Dans l’autre série de photographies couleur qui figure dans ce portfolio (Manner, 2003), l’artiste a photographié en plan rapproché des peaux de tambours, ou de drums, comme on dit couramment. Grandmaison me confiait qu’il perçoit ces surfaces circulaires comme des objets de compulsion. Les effets répétés des coups de baguettes finissent à la longue par produire sur ces surfaces très lisses des compositions abstraites, sorte de portraits musicaux involontaires qui traduisent mieux que n’importe quelle image la personnalité du batteur. Les signes, stries et autres marques qui s’inscrivent progressivement sur ces peaux synthétiques ne font pas qu’exprimer toute la fougue et l’énergie déployées par le joueur de batterie, ils se présentent comme un processus de stratification des gestes répétés moult fois. En ce sens, ces étranges petites planètes noires ou beiges, sales ou trouées, ornées d’autocollants ou de graffitis, sont des accumulateurs d’intensités.
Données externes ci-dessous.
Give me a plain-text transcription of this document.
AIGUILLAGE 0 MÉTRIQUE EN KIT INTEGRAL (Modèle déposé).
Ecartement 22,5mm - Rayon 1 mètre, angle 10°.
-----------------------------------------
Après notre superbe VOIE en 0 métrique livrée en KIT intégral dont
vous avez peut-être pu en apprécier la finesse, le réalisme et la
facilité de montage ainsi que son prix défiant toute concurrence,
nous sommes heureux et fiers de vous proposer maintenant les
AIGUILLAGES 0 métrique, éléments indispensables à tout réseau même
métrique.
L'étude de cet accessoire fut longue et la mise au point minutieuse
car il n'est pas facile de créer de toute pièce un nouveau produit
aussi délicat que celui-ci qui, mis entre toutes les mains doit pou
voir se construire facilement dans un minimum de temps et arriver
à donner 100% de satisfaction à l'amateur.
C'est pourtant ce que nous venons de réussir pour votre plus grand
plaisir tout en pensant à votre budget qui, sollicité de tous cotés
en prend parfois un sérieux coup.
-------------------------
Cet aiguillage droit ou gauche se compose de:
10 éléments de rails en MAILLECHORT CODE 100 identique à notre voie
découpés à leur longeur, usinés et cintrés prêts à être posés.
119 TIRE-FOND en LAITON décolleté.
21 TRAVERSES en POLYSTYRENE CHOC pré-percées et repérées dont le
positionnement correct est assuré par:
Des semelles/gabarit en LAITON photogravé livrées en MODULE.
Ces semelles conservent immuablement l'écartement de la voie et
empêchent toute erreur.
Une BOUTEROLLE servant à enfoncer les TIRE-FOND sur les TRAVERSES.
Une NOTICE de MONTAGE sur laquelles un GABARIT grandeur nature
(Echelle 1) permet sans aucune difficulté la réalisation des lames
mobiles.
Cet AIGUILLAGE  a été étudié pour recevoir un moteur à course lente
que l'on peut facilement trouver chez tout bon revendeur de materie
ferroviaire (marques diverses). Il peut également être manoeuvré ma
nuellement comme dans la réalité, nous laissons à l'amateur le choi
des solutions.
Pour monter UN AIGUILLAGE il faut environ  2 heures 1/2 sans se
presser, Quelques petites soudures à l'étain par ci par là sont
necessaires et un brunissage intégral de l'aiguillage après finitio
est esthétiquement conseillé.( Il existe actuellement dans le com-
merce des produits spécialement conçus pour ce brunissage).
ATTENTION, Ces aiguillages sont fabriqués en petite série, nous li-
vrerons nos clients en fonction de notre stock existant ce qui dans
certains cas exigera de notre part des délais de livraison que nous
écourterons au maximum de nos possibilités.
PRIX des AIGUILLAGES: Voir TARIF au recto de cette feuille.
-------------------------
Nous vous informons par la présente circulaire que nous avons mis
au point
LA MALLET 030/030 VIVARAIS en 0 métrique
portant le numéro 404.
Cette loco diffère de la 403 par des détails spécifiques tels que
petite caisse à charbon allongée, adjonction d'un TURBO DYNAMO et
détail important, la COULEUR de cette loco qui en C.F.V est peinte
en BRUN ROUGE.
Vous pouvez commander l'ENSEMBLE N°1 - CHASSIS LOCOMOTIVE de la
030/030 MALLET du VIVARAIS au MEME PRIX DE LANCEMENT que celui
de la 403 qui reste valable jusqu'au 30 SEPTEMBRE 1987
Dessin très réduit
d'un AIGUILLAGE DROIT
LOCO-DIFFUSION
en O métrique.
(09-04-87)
Pascal Grandmaison porte une attention très particulière au contexte de présentation de ses travaux. Peu importe où il montre ses objets ou ses images, l’espace dans lequel ils sont présentés est totalement pris en compte, le gabarit de la salle est comme incorporé au processus de présentation. Il exploite cette frontière qui sépare l’espace de l’œuvre et ce qui l’excède, il compose avec ce léger débordement des limites physiques de l’œuvre qui est à peine repérable à l’œil peu exercé aux ruses et autres subtilités de l’art contemporain. Dans Day Light, l’artiste a photographié deux tubes de néon éteints qu’il a appuyés contre la ligne de rencontre d’un mur de brique et d’un autre recouvert de papier. La lumière naturelle provenant de l’extérieur à travers un store frappe la partie supérieure des tubes de néon, les allume virtuellement. La lumière naturelle poursuit sa poussée et s’atténue en une douce lueur sur le mur de papier. Lors de son exposition individuelle à l’Espace Vox en 2002, l’artiste a déposé le bas du support photographique directement au sol alors que le coin supérieur gauche était appuyé contre le mur, répétant ainsi par ce geste délicat la position précaire qu’occupe les tubes de néon représentés dans l’image. On pourrait spéculer longtemps sur la symbolique de la lueur qui émane du dehors, mais c’est à l’évidence toute la fragilité du savant dispositif conceptuel de la mise en scène photographique et d’une mise en exposition qui est ici symbolisé par cet effet de redoublement.